CZRLM<-lm(res_rate~grid_connection, data = CZ_res_grids_sqrt)
summary(CZRLM)
##
## Call:
## lm(formula = res_rate ~ grid_connection, data = CZ_res_grids_sqrt)
##
## Residuals:
## Min 1Q Median 3Q Max
## -0.151253 -0.016463 -0.004913 0.011634 0.263985
##
## Coefficients:
## Estimate Std. Error t value Pr(>|t|)
## (Intercept) 0.134327 0.004010 33.502 <2e-16 ***
## grid_connectionAlaska 0.134816 0.011621 11.601 <2e-16 ***
## grid_connectionEastern -0.000663 0.004168 -0.159 0.874
## grid_connectionHawaii 0.301900 0.017706 17.051 <2e-16 ***
## grid_connectionWestern -0.005681 0.004730 -1.201 0.230
## ---
## Signif. codes: 0 '***' 0.001 '**' 0.01 '*' 0.05 '.' 0.1 ' ' 1
##
## Residual standard error: 0.03449 on 1189 degrees of freedom
## Multiple R-squared: 0.2808, Adjusted R-squared: 0.2784
## F-statistic: 116 on 4 and 1189 DF, p-value: < 2.2e-16
CZCLM<-lm(comm_rate~grid_connection, data = CZ_comm_grids_sqrt)
summary(CZCLM)
##
## Call:
## lm(formula = comm_rate ~ grid_connection, data = CZ_comm_grids_sqrt)
##
## Residuals:
## Min 1Q Median 3Q Max
## -0.131910 -0.018438 -0.003822 0.012451 0.251087
##
## Coefficients:
## Estimate Std. Error t value Pr(>|t|)
## (Intercept) 0.122867 0.003862 31.813 <2e-16 ***
## grid_connectionAlaska 0.113331 0.011194 10.125 <2e-16 ***
## grid_connectionEastern 0.001046 0.004015 0.261 0.794
## grid_connectionHawaii 0.300835 0.017055 17.639 <2e-16 ***
## grid_connectionWestern -0.005479 0.004556 -1.203 0.229
## ---
## Signif. codes: 0 '***' 0.001 '**' 0.01 '*' 0.05 '.' 0.1 ' ' 1
##
## Residual standard error: 0.03322 on 1186 degrees of freedom
## Multiple R-squared: 0.2735, Adjusted R-squared: 0.2711
## F-statistic: 111.6 on 4 and 1186 DF, p-value: < 2.2e-16
CZILM<-lm(ind_rate~grid_connection, data = CZ_ind_grids_sqrt)
summary(CZILM)
##
## Call:
## lm(formula = ind_rate ~ grid_connection, data = CZ_ind_grids_sqrt)
##
## Residuals:
## Min 1Q Median 3Q Max
## -0.060790 -0.019425 -0.006964 0.008371 0.247161
##
## Coefficients:
## Estimate Std. Error t value Pr(>|t|)
## (Intercept) 0.090912 0.004313 21.080 < 2e-16 ***
## grid_connectionAlaska 0.046191 0.014519 3.181 0.00151 **
## grid_connectionEastern 0.001549 0.004475 0.346 0.72924
## grid_connectionHawaii 0.289428 0.017518 16.522 < 2e-16 ***
## grid_connectionWestern 0.001796 0.005054 0.355 0.72244
## ---
## Signif. codes: 0 '***' 0.001 '**' 0.01 '*' 0.05 '.' 0.1 ' ' 1
##
## Residual standard error: 0.03396 on 1043 degrees of freedom
## Multiple R-squared: 0.2213, Adjusted R-squared: 0.2183
## F-statistic: 74.11 on 4 and 1043 DF, p-value: < 2.2e-16
#So for each model they are roughly similar with the regression looking at the industrial rates having the lowest R-squared value.This means it accounts for less of the data, specifically about 21.83% going off of the adjusted R-squared. The one that accounts for the most of the models tested, we can see that the residential rate is the most predictive but it is still pretty poor with an adjusted R-square of .2784.
#For every model the Alaskan and Hawaiian grids were significantly different but the Western and Eastern Grids were not.
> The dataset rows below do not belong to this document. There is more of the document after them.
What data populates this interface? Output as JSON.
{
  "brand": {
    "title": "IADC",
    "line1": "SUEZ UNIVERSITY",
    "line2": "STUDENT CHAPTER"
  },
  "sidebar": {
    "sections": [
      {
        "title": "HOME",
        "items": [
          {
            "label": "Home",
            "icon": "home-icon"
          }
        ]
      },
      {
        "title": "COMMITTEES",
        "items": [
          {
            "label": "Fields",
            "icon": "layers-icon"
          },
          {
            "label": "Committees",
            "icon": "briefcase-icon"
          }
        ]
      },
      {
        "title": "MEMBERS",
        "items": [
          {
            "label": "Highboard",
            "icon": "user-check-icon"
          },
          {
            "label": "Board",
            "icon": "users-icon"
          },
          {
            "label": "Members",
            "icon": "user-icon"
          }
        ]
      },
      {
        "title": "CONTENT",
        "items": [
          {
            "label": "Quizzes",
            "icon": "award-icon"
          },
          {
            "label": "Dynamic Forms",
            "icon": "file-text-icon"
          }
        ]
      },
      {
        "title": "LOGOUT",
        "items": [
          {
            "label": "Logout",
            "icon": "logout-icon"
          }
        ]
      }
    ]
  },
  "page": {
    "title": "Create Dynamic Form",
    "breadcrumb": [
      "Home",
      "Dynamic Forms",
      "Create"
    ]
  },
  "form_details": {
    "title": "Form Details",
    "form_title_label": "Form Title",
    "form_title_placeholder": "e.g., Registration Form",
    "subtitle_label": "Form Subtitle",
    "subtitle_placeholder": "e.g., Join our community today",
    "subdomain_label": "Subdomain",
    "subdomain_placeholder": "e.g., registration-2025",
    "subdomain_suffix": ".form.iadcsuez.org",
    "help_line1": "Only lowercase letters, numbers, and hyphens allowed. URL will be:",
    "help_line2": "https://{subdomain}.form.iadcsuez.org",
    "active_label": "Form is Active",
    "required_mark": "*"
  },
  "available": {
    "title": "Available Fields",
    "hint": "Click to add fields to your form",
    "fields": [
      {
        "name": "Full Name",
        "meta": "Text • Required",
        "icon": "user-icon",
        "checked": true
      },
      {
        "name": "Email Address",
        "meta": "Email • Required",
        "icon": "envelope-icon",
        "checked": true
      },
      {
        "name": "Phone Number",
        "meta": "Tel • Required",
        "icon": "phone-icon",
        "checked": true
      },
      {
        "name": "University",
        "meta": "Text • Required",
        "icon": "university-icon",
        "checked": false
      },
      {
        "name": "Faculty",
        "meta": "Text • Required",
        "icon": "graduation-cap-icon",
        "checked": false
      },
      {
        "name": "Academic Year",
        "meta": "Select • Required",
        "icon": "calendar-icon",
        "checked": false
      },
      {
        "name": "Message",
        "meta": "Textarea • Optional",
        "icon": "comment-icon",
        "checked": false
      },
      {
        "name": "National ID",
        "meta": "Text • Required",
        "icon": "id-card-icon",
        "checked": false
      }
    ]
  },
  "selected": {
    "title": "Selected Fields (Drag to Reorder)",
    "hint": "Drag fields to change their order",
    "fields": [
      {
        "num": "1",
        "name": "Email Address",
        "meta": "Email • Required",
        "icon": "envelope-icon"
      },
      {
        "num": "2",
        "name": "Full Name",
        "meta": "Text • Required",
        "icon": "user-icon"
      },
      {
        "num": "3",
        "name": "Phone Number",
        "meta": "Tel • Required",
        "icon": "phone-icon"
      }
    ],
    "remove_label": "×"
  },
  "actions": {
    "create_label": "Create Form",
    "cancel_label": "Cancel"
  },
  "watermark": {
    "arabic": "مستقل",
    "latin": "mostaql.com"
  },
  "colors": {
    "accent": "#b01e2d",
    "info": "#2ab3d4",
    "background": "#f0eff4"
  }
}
The Alaskand and Hawaiian grids had P-values <2e-16 which implies they are incredibly singificant since the P-value is so incredibly low. The insignificant variables in this case are the Eastern and Western grids which are both >.05. It is interesting that the industrial model is different in this respect as the P-value is actually much higher going from .230 in the residential model to .72244 in the industrial model.
#In the residential model, two significant variables were the Alaskan and Hawaiian grids which had positive Beta coefficients of 0.134816 and 0.301900 respectively. I interpret this as for every 1 unit of the residential rates in Texas going up, the Alaskan residential rates and the Hawaiian residential rates would go up by 1 unit and 0.134816 and 0.301900 respectively. So this indicates a positive relationship and this would mean that on average Alaskan and Hawaiian rates would be higher by those degrees all else being equal and if the sample accounted for everything which we know it doesnt.
plot(CZRLM, which = 1)
#I believe the numbers should be based around the red line in an even spacing and should not be grouped or clustered together heavily. This causes issues in modeling and violates the assumption of linearity.